A few of might wonder why Denmark well let me tell you my darlings getting married in Germany is not easy for international couples, especially when one of them comes from Albania. Let me talk logistics and share my frustration with you; to get married in Germany one need an Ehefähigkeitszeugnis (certificate of no impediment) and according to Albanian wedding legislature the non-Albanian citizen needs a birth certificate from his home country, translated, apostilled in the Albanian embassy, then open a legal procedure in Albania which lasts 3 weeks. If you are skeptic about my complains, well this absurd birth certificate has to be only one month old and M. comes from Russia for God’s sake.

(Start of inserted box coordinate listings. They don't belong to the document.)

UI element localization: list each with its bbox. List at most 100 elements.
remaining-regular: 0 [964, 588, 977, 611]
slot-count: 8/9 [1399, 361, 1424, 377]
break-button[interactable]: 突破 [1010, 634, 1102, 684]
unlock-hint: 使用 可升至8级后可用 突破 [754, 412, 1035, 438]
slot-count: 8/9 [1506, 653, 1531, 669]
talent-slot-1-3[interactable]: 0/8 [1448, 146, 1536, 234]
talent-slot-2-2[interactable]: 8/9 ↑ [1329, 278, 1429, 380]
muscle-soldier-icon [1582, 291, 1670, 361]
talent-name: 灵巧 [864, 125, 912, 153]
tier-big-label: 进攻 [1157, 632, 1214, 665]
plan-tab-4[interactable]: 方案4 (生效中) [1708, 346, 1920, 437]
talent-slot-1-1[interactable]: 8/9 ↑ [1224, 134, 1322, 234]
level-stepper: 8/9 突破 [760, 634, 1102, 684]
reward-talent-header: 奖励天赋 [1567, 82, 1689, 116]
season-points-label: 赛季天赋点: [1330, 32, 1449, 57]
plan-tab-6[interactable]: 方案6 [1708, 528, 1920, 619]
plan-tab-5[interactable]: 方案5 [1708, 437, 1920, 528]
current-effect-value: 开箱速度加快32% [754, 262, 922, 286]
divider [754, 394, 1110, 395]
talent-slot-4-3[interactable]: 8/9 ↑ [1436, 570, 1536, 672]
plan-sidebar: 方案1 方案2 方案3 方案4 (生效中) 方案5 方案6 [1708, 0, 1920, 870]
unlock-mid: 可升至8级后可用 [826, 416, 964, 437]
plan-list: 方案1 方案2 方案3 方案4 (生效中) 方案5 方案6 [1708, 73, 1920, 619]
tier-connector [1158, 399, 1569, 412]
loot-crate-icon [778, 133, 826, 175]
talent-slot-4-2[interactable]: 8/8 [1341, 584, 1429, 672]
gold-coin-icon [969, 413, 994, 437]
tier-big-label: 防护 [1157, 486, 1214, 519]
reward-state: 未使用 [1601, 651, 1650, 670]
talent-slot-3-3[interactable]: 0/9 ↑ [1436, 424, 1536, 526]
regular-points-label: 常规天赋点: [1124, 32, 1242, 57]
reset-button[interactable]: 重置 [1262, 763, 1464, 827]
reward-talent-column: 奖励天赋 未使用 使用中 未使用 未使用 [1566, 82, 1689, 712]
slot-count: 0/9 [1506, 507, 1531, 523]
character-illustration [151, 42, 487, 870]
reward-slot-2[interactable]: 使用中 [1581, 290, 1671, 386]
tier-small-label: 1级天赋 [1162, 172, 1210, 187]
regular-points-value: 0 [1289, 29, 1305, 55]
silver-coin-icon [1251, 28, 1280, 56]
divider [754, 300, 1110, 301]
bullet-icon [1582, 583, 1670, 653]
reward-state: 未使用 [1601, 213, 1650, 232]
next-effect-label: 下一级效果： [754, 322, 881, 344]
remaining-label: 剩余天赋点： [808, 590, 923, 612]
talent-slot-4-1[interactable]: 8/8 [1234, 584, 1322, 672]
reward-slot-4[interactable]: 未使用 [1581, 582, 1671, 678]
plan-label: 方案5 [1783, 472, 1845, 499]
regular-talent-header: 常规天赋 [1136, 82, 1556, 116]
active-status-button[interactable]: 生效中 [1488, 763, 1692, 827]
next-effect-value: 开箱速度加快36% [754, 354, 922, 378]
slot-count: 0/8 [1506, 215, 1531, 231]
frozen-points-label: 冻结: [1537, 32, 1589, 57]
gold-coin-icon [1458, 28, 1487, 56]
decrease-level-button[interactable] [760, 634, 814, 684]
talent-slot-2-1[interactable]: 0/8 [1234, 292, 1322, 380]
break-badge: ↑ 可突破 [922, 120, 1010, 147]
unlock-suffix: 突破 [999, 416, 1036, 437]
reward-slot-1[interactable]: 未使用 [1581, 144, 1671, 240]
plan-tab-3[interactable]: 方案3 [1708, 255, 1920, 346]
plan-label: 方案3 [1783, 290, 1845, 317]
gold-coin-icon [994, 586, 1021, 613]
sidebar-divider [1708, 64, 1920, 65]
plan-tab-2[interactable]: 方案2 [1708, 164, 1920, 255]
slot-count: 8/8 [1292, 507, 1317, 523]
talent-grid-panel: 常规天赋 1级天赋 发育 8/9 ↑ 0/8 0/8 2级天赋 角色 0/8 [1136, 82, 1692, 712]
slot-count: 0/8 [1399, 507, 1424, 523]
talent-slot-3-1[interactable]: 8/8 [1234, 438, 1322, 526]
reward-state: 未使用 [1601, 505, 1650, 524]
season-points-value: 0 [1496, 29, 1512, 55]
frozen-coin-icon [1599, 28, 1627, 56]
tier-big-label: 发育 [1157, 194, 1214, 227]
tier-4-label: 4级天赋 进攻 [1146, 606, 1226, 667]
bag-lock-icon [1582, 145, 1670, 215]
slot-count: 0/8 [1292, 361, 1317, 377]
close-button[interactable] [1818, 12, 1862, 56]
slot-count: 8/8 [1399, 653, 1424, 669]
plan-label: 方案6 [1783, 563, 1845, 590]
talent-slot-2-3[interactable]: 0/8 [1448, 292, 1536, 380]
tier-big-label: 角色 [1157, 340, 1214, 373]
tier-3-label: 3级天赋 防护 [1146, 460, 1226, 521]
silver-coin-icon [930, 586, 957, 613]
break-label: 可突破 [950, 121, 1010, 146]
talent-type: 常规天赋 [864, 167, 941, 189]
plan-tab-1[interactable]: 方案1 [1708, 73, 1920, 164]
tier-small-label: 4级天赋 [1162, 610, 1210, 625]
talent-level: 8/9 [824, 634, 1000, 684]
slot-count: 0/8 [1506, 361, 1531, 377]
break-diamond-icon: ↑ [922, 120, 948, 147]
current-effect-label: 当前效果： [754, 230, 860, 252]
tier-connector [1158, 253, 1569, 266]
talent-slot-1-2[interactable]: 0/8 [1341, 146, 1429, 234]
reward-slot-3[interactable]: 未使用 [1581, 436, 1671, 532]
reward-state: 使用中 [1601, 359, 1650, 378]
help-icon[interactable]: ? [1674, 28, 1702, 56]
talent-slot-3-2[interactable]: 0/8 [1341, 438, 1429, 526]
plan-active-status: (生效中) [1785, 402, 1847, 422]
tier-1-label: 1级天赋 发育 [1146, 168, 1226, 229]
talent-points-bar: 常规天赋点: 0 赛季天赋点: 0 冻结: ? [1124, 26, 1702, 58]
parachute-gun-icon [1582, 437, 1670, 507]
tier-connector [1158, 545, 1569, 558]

That my darlings left us no choice but head to Copenhagen, aka the Las Vegas of Europe. The ceremony lasted only 4 min, very industrialized; nevertheless it felt wonderful all the same. We felt so honored for the fact that few friends managed to fly to Copenhagen and make the day special.
The day we got married a gay parade took place in Copenhagen city; the streets were filled with love and happiness. People would stop us on the road to give their congratulations and best wishes. When back to Germany our friends would ask;
Does it feel any different?
Well NO; Exclude the fact that we were the center of attention for a day, the warm smiles we got from strangers, that ‘‘last coffee as single’’ epiphany moment at a hidden corner of Starbucks and all the things thereafter we first did as a married couple. These beautiful memories gift me with a warm fuzzy feeling in my chest and in a way yeah it does feel different.
I indulged myself with this beautiful The Kooples dress a while ago with the thought that even my daughter can wear it (this is how I justify expensive buys) and honestly I didn’t see the point of buying a white dress.
I hope you all are in good health. My days for the next two weeks are filled with DIY projects, wedding planning and thesis writing.